We induced transient middle cerebral artery occlusion (MCAO) in males 10 to 12 weeks old. Mice were anesthetized with isoflurane in a mixture of 30% oxygen. A 7.0 silicon-precoated monofilament nylon suture was introduced into the internal carotid artery to occlude the right middle cerebral artery to produce transient focal cerebral ischemia. The filament was withdrawn after 90 minutes to allow reperfusion. A laser Doppler flowmeter (PERIMED System 5000, Stockholm, Sweden) was used to confirm induction of ischemia and reperfusion. Mouse body temperature (37° ± 1°C) was controlled throughout the experiment. Twenty-four hours after ischemia, the brains were removed, cut into 1-mm-thick coronal sections, and stained with 2% 2,3,5-triphenyl tetrazolium chloride (TTC). The infarct size in each section was determined with a computerized image analysis program (ImageJ software, National Institutes of Health, Bethesda, MD; http://rsbweb.nih.gov/ij/).

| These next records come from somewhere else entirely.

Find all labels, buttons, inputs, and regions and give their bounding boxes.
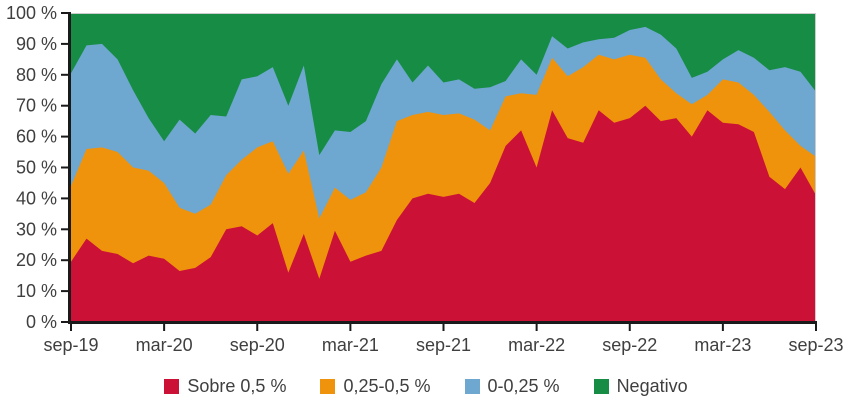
legend-swatch-0-025-icon <box>464 379 480 394</box>
y-tick-mark <box>61 104 68 107</box>
x-tick-label: mar-20 <box>136 335 193 355</box>
y-tick-mark <box>61 228 68 231</box>
x-tick-mark <box>628 324 631 331</box>
y-tick-mark <box>61 197 68 200</box>
legend-label-025-05: 0,25-0,5 % <box>343 376 431 396</box>
x-tick-mark <box>535 324 538 331</box>
y-axis-line <box>68 12 71 323</box>
legend-label-0-025: 0-0,25 % <box>487 376 560 396</box>
x-tick-label: sep-20 <box>230 335 285 355</box>
y-tick-mark <box>61 290 68 293</box>
x-tick-mark <box>163 324 166 331</box>
x-tick-label: sep-19 <box>43 335 98 355</box>
legend-item-sobre-05: Sobre 0,5 % <box>164 376 286 397</box>
legend-swatch-negativo-icon <box>593 379 609 394</box>
y-tick-label: 10 % <box>16 281 57 301</box>
y-tick-mark <box>61 73 68 76</box>
legend-swatch-sobre-05-icon <box>164 379 180 394</box>
legend-item-negativo: Negativo <box>593 376 688 397</box>
y-tick-label: 80 % <box>16 65 57 85</box>
y-tick-label: 90 % <box>16 34 57 54</box>
x-tick-mark <box>70 324 72 331</box>
x-tick-mark <box>256 324 259 331</box>
plot-frame <box>71 13 816 322</box>
legend-item-025-05: 0,25-0,5 % <box>320 376 431 397</box>
legend-swatch-025-05-icon <box>320 379 336 394</box>
legend-label-sobre-05: Sobre 0,5 % <box>187 376 287 396</box>
x-tick-label: mar-23 <box>694 335 751 355</box>
x-tick-label: mar-21 <box>322 335 379 355</box>
y-tick-label: 60 % <box>16 127 57 147</box>
y-tick-mark <box>61 12 68 14</box>
x-tick-mark <box>442 324 445 331</box>
chart-legend: Sobre 0,5 % 0,25-0,5 % 0-0,25 % Negativo <box>0 376 852 397</box>
y-tick-mark <box>61 135 68 138</box>
x-tick-label: mar-22 <box>508 335 565 355</box>
x-tick-mark <box>349 324 352 331</box>
x-tick-label: sep-23 <box>788 335 843 355</box>
legend-label-negativo: Negativo <box>616 376 688 396</box>
y-tick-label: 40 % <box>16 188 57 208</box>
y-tick-label: 70 % <box>16 96 57 116</box>
y-tick-label: 50 % <box>16 158 57 178</box>
x-tick-mark <box>721 324 724 331</box>
x-tick-label: sep-21 <box>416 335 471 355</box>
y-tick-mark <box>61 166 68 169</box>
y-tick-label: 100 % <box>6 3 57 23</box>
y-tick-label: 20 % <box>16 250 57 270</box>
y-tick-label: 30 % <box>16 219 57 239</box>
area-series-0 <box>71 105 816 322</box>
y-tick-mark <box>61 321 68 323</box>
x-tick-mark <box>815 324 817 331</box>
legend-item-0-025: 0-0,25 % <box>464 376 560 397</box>
stacked-area-chart: 0 % 10 % 20 % 30 % 40 % 50 % 60 % 70 % 80 % 90 % 1… <box>6 3 844 355</box>
y-tick-label: 0 % <box>26 312 57 332</box>
y-tick-mark <box>61 42 68 45</box>
x-axis-line <box>68 321 817 324</box>
y-tick-mark <box>61 259 68 262</box>
x-tick-label: sep-22 <box>602 335 657 355</box>
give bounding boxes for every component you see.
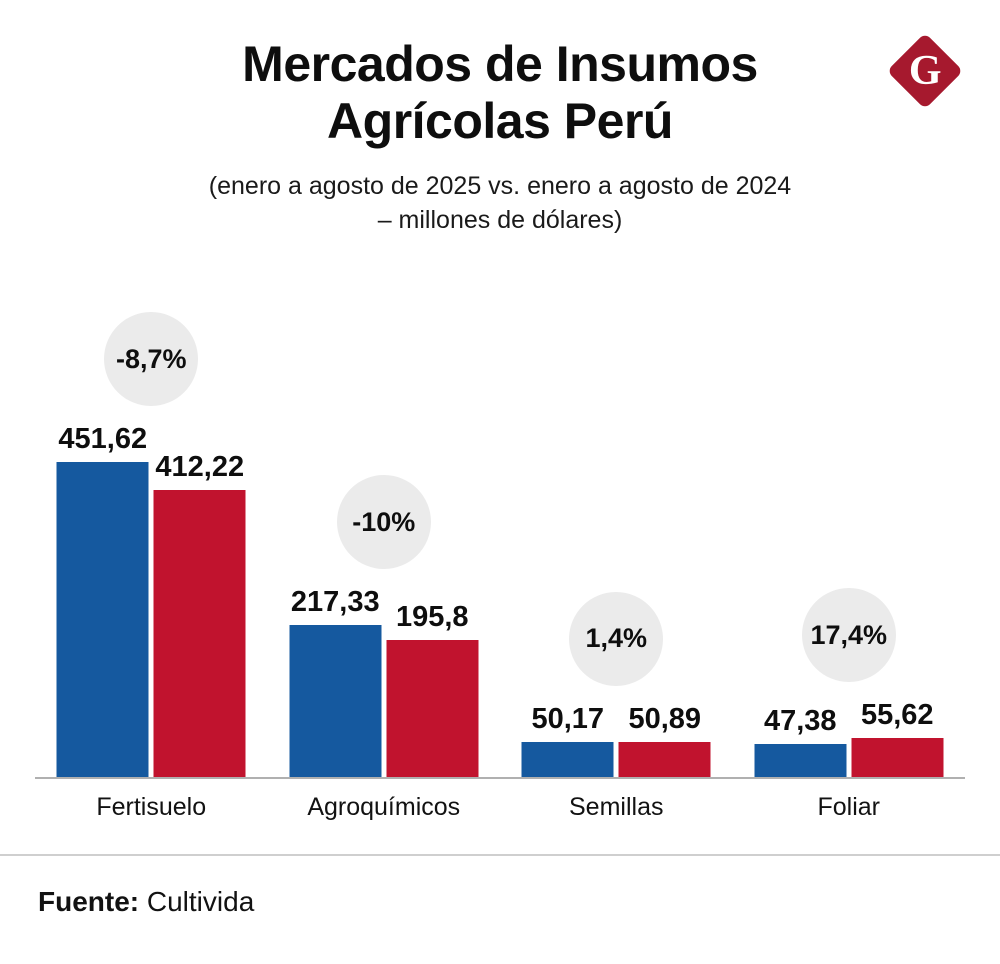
bar-pair: 451,62 412,22 [56, 423, 246, 777]
category-label: Semillas [569, 793, 664, 821]
change-badge: 1,4% [569, 591, 664, 686]
x-axis-labels: Fertisuelo Agroquímicos Semillas Foliar [35, 779, 965, 822]
bar-chart: -8,7% 451,62 412,22 -10% 217,33 195,8 1,4% 50,1… [35, 291, 965, 779]
bar-2025 [851, 738, 944, 777]
source-label: Fuente: [38, 886, 140, 917]
chart-subtitle: (enero a agosto de 2025 vs. enero a agos… [208, 172, 792, 234]
header: Mercados de Insumos Agrícolas Perú G (en… [0, 0, 1000, 237]
bar-column: 55,62 [851, 699, 944, 777]
source-value: Cultivida [146, 886, 255, 917]
bar-value-label: 195,8 [395, 601, 469, 634]
bar-value-label: 451,62 [58, 423, 148, 455]
bar-column: 50,17 [521, 703, 614, 777]
footer-divider [0, 854, 1000, 856]
bar-column: 412,22 [153, 450, 246, 777]
bar-group-agroquímicos: -10% 217,33 195,8 [268, 291, 501, 777]
bar-2024 [289, 625, 382, 777]
category-label: Fertisuelo [96, 793, 207, 821]
footer: Fuente: Cultivida [0, 856, 1000, 918]
page-title: Mercados de Insumos Agrícolas Perú [242, 36, 758, 149]
bar-value-label: 55,62 [860, 699, 934, 732]
bar-group-semillas: 1,4% 50,17 50,89 [500, 291, 733, 777]
category-label: Agroquímicos [307, 793, 461, 821]
change-badge: -8,7% [104, 312, 199, 406]
bar-column: 217,33 [289, 586, 382, 777]
bar-value-label: 412,22 [155, 450, 245, 483]
bar-value-label: 50,17 [531, 703, 605, 735]
bar-column: 47,38 [754, 705, 847, 777]
bar-2025 [153, 489, 246, 777]
bar-group-foliar: 17,4% 47,38 55,62 [733, 291, 966, 777]
bar-column: 451,62 [56, 423, 149, 777]
bar-value-label: 217,33 [290, 586, 380, 619]
bar-pair: 217,33 195,8 [289, 586, 479, 777]
bar-2024 [521, 742, 614, 777]
bar-2024 [56, 462, 149, 777]
logo-letter: G [908, 47, 942, 94]
bar-pair: 50,17 50,89 [521, 702, 711, 777]
gestion-logo: G [886, 32, 964, 110]
bar-2024 [754, 744, 847, 777]
bar-column: 50,89 [618, 702, 711, 777]
bar-2025 [618, 741, 711, 777]
bar-pair: 47,38 55,62 [754, 699, 944, 777]
bar-value-label: 47,38 [763, 705, 837, 737]
bar-value-label: 50,89 [628, 702, 702, 735]
bar-group-fertisuelo: -8,7% 451,62 412,22 [35, 291, 268, 777]
bar-2025 [386, 640, 479, 777]
category-label: Foliar [817, 793, 880, 821]
change-badge: 17,4% [801, 588, 896, 683]
change-badge: -10% [336, 475, 431, 570]
bar-column: 195,8 [386, 601, 479, 777]
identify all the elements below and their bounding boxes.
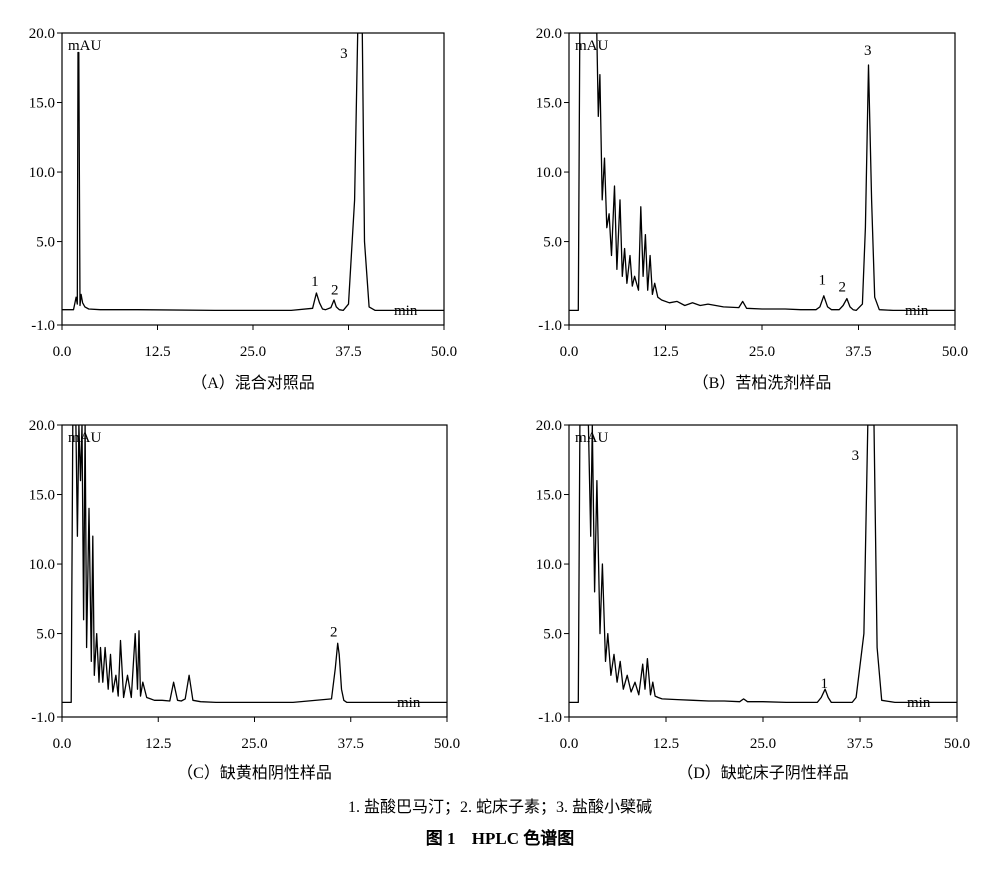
x-tick-label: 12.5 [652, 344, 678, 360]
y-tick-label: 10.0 [536, 165, 562, 181]
panel-caption-b: （B）苦柏洗剂样品 [693, 374, 832, 392]
peak-label-2: 2 [330, 624, 338, 640]
y-tick-label: -1.0 [538, 318, 562, 334]
chromatogram-trace [569, 33, 955, 312]
peak-legend-note: 1. 盐酸巴马汀；2. 蛇床子素；3. 盐酸小檗碱 [347, 799, 652, 816]
y-axis-label: mAU [68, 38, 102, 54]
plot-frame [61, 32, 445, 326]
chart-panel-b: 0.0 12.5 25.0 37.5 50.0 -1.0 5.0 10.0 15.0 20.0 mA… [536, 26, 968, 392]
peak-label-1: 1 [311, 274, 319, 290]
y-tick-label: -1.0 [31, 710, 55, 726]
y-tick-label: 15.0 [29, 488, 55, 504]
y-tick-label: 15.0 [536, 96, 562, 112]
chart-panel-d: 0.0 12.5 25.0 37.5 50.0-1.05.010.015.020.0mA… [536, 418, 970, 782]
figure-number: 图 1 [425, 829, 456, 848]
peak-label-2: 2 [839, 280, 847, 296]
x-tick-label: 25.0 [749, 344, 775, 360]
y-axis-label: mAU [575, 38, 609, 54]
figure-title: 图 1 HPLC 色谱图 [0, 824, 1000, 849]
chromatogram-trace [62, 33, 444, 312]
x-tick-label: 0.0 [560, 736, 579, 752]
y-tick-label: 20.0 [536, 26, 562, 42]
x-tick-label: 12.5 [144, 344, 170, 360]
peak-label-1: 1 [821, 676, 829, 692]
y-tick-label: -1.0 [31, 318, 55, 334]
peak-label-3: 3 [340, 46, 348, 62]
x-tick-label: 50.0 [944, 736, 970, 752]
y-tick-label: 10.0 [536, 557, 562, 573]
x-tick-label: 37.5 [847, 736, 873, 752]
x-tick-label: 50.0 [434, 736, 460, 752]
x-tick-label: 50.0 [431, 344, 457, 360]
y-tick-label: 20.0 [29, 26, 55, 42]
chart-panel-c: 0.0 12.5 25.0 37.5 50.0-1.05.010.015.020.0mA… [29, 418, 460, 782]
panel-caption-a: （A）混合对照品 [191, 374, 315, 392]
x-tick-label: 0.0 [560, 344, 579, 360]
x-tick-label: 0.0 [53, 736, 72, 752]
y-tick-label: 20.0 [29, 418, 55, 434]
y-tick-label: 5.0 [543, 627, 562, 643]
x-tick-label: 25.0 [750, 736, 776, 752]
x-tick-label: 12.5 [653, 736, 679, 752]
figure-title-text: HPLC 色谱图 [471, 829, 575, 848]
chromatogram-trace [62, 425, 447, 704]
x-axis-label: min [905, 303, 929, 319]
y-tick-label: 20.0 [536, 418, 562, 434]
y-tick-label: -1.0 [538, 710, 562, 726]
chart-panel-a: 0.0 12.5 25.0 37.5 50.0 -1.0 5.0 10.0 15.0 20.0 mA… [29, 26, 457, 392]
y-tick-label: 5.0 [36, 235, 55, 251]
chromatogram-trace [569, 425, 957, 704]
panel-caption-d: （D）缺蛇床子阴性样品 [677, 764, 849, 782]
x-tick-label: 0.0 [53, 344, 72, 360]
x-tick-label: 25.0 [240, 344, 266, 360]
panel-caption-c: （C）缺黄柏阴性样品 [177, 764, 332, 782]
plot-frame [568, 424, 958, 718]
x-tick-label: 37.5 [338, 736, 364, 752]
y-tick-label: 5.0 [543, 235, 562, 251]
y-tick-label: 5.0 [36, 627, 55, 643]
x-tick-label: 37.5 [845, 344, 871, 360]
y-tick-label: 15.0 [29, 96, 55, 112]
peak-label-3: 3 [852, 448, 860, 464]
y-tick-label: 10.0 [29, 557, 55, 573]
x-axis-label: min [397, 695, 421, 711]
peak-label-1: 1 [818, 273, 826, 289]
x-tick-label: 25.0 [241, 736, 267, 752]
x-axis-label: min [907, 695, 931, 711]
x-axis-label: min [394, 303, 418, 319]
x-tick-label: 12.5 [145, 736, 171, 752]
y-tick-label: 10.0 [29, 165, 55, 181]
peak-label-3: 3 [864, 43, 872, 59]
peak-label-2: 2 [331, 282, 339, 298]
y-tick-label: 15.0 [536, 488, 562, 504]
x-tick-label: 50.0 [942, 344, 968, 360]
x-tick-label: 37.5 [335, 344, 361, 360]
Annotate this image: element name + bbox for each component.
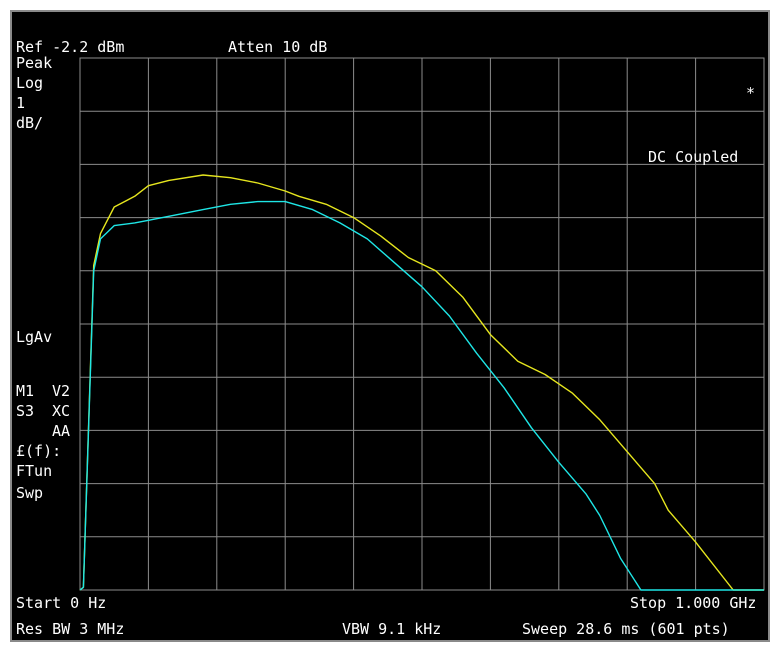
trace-m1: M1 [16,382,35,400]
attenuation: Atten 10 dB [228,38,328,56]
traces [79,174,764,591]
trace-s3: S3 [16,402,35,420]
ref-level: Ref -2.2 dBm [16,38,125,56]
function-label: £(f): [16,442,62,460]
trace-line-2 [79,200,764,591]
analyzer-screen: Ref -2.2 dBm Atten 10 dB Peak Log 1 dB/ … [10,10,770,642]
start-frequency: Start 0 Hz [16,594,107,612]
scale-value: 1 [16,94,26,112]
swp-label: Swp [16,484,44,502]
scale-type: Log [16,74,44,92]
trace-aa: AA [52,422,71,440]
spectrum-display [79,57,765,591]
detector-mode: Peak [16,54,53,72]
asterisk-indicator: * [746,84,756,102]
average-type: LgAv [16,328,53,346]
trace-v2: V2 [52,382,71,400]
scale-unit: dB/ [16,114,44,132]
video-bandwidth: VBW 9.1 kHz [342,620,442,638]
dc-coupled-label: DC Coupled [648,148,739,166]
ftun-label: FTun [16,462,53,480]
trace-xc: XC [52,402,71,420]
resolution-bandwidth: Res BW 3 MHz [16,620,125,638]
sweep-time: Sweep 28.6 ms (601 pts) [522,620,730,638]
graticule [79,57,765,591]
stop-frequency: Stop 1.000 GHz [630,594,757,612]
trace-line-1 [79,174,764,591]
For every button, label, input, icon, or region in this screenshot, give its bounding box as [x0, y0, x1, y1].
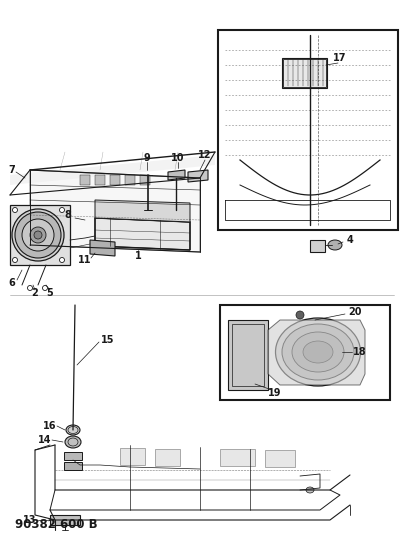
Text: 6: 6 — [8, 278, 15, 288]
Polygon shape — [10, 205, 70, 265]
Ellipse shape — [328, 240, 342, 250]
Ellipse shape — [282, 324, 354, 380]
Text: 19: 19 — [268, 388, 282, 398]
Ellipse shape — [22, 219, 54, 251]
Polygon shape — [90, 240, 115, 256]
Bar — [283, 59, 326, 87]
Polygon shape — [50, 515, 80, 525]
Text: 17: 17 — [333, 53, 347, 63]
Ellipse shape — [292, 332, 344, 372]
Polygon shape — [95, 218, 190, 250]
Ellipse shape — [13, 257, 17, 262]
Bar — [218, 30, 398, 230]
Ellipse shape — [13, 207, 17, 213]
Polygon shape — [268, 320, 365, 385]
Polygon shape — [168, 170, 185, 180]
Polygon shape — [188, 170, 208, 182]
Text: 2: 2 — [32, 288, 38, 298]
Ellipse shape — [15, 212, 61, 258]
Polygon shape — [10, 155, 215, 185]
Polygon shape — [95, 200, 190, 222]
Text: 10: 10 — [171, 153, 185, 163]
Ellipse shape — [27, 286, 32, 290]
Polygon shape — [64, 452, 82, 460]
Polygon shape — [110, 175, 120, 185]
Ellipse shape — [65, 436, 81, 448]
Polygon shape — [220, 449, 255, 466]
Polygon shape — [140, 175, 150, 185]
Ellipse shape — [59, 207, 65, 213]
Text: 90382 600 B: 90382 600 B — [15, 518, 98, 531]
Text: 8: 8 — [65, 210, 72, 220]
Text: 1: 1 — [135, 251, 141, 261]
Polygon shape — [310, 240, 325, 252]
Polygon shape — [80, 175, 90, 185]
Text: 20: 20 — [348, 307, 362, 317]
Polygon shape — [228, 320, 268, 390]
Polygon shape — [265, 450, 295, 467]
Ellipse shape — [34, 231, 42, 239]
Text: 4: 4 — [347, 235, 354, 245]
Ellipse shape — [30, 227, 46, 243]
Ellipse shape — [296, 311, 304, 319]
Text: 11: 11 — [78, 255, 92, 265]
Polygon shape — [30, 170, 200, 252]
Ellipse shape — [306, 487, 314, 493]
Text: 15: 15 — [101, 335, 115, 345]
Polygon shape — [64, 462, 82, 470]
Polygon shape — [155, 449, 180, 466]
Text: 16: 16 — [43, 421, 57, 431]
Text: 13: 13 — [23, 515, 37, 525]
Text: 14: 14 — [38, 435, 52, 445]
Text: 7: 7 — [8, 165, 15, 175]
Text: 18: 18 — [353, 347, 367, 357]
Ellipse shape — [66, 425, 80, 435]
Ellipse shape — [42, 286, 48, 290]
Bar — [282, 58, 327, 88]
Polygon shape — [125, 175, 135, 185]
Text: 9: 9 — [144, 153, 150, 163]
Polygon shape — [120, 448, 145, 465]
Polygon shape — [95, 175, 105, 185]
Ellipse shape — [12, 209, 64, 261]
Ellipse shape — [276, 318, 360, 386]
Bar — [220, 305, 390, 400]
Text: 5: 5 — [46, 288, 53, 298]
Text: 12: 12 — [198, 150, 212, 160]
Ellipse shape — [59, 257, 65, 262]
Ellipse shape — [303, 341, 333, 363]
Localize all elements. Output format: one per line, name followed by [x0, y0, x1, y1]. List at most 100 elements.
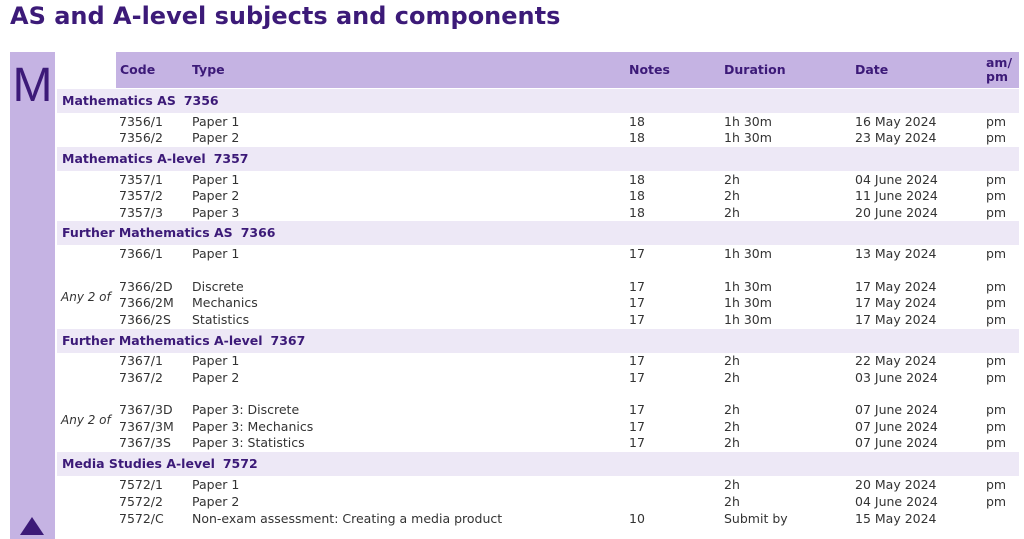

Individual adult mice (4-5 months old, males and females) were tested in their home cage twice (I trial and II trial). Each trial began when a stimulus mouse (3-week-old juvenile mouse) was introduced into the home cage of 1 adult mouse. During the first exposure (I trial), a juvenile was exposed to the adult animal, and the duration of investigatory behavior of the adult toward the juvenile was recorded (Canon GL2 MiniDV digital camcorder; Canon, Kanagawa, Japan) on videotape for 2 minutes. The juvenile was then removed and returned to a holding cage. After 3 hours, the same juvenile was re-exposed to the same adult for 2 minutes (II trial). The duration of the investigatory behavior of the adult toward the juvenile was recorded and measured in both trials. Grooming, aggressive posturing, and sexual behaviors including mounting were not included in measures of investigation. Aggressive behavior such as chasing and attack was also analyzed. When an attack occurred, the juvenile was removed and the behavior of the adult mice was defined as aggressive.

Plasma levels of sP-selectin were measured by immunoassays (Quantikine; R&D Systems, Minneapolis, MN). Ethylenediaminetetraacetic acid (EDTA) was used as an anticoagulant, and plasma samples were diluted 1/50 before analysis.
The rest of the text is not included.